Cybersecurity is hot topic across the globe. Cybersecurity Ventures predicts that cyber crime damage costs will hit $6 trillion annually by 2021. Its impact is huge and far reaching, as companies and individuals seek solutions to protect their basic human rights for privacy.
Citizens, industries and corporations recognize the implications of living in a world where Internet activity is unprotected, and recently in the U.K. government took steps to safeguard the privacy of Internet users in that country. Specifically, the European Court of Human Rights ruled that U.K.’s mass surveillance regime breaches the European Convention of Human Rights.
According to the ruling, the U.K.’s Government Communications Headquarters, which performs “bulk interception” of communications data, has insufficient oversight and inadequate safeguards through its Tempora program. This means that citizens’ collected information is not properly protected. This goes for information collected by ISPs, as well.

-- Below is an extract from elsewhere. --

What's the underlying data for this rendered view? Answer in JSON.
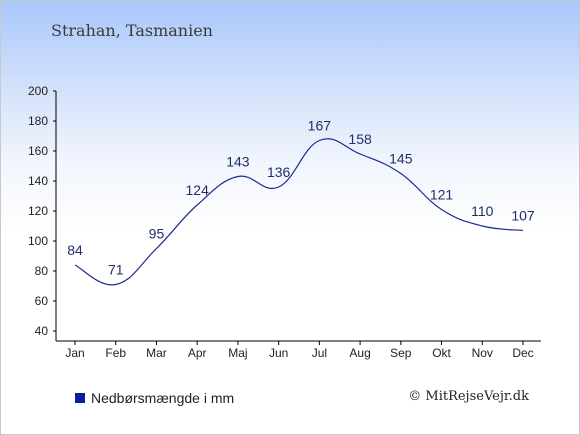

The ruling is definitely a step in the right direction, but it’s also brought attention to the long-time issue of cybersecurity. Rather than leave the resolution to the government, people are taking their own steps toward ensuring that their Internet privacy is well protected. One industry that seems to be benefitting is providers of VPNs.
NordVPN, for example, saw its U.K. use skyrocket by 165 percent in the first week after the law passed, according to company CMO Marty P. Kamden. “VPN encrypts user’s Internet traffic through a security tunnel before accessing the Internet. This protects any sensitive information about one’s location by hiding an IP address, and all other information is encrypted by the VPN security protocol. We believe that people have the right to private communication, which is not possible under the current law in the U.K.”
VPNs offer a solution to consumers and corporations concerned about maintaining secure, private Internet communications. Add the fact the U.K. recognizes the lack of protection as an infringement of human rights, and it’s clear that cybersecurity is an issue that demands attention and will require a high degree of collaboration between government and technology providers.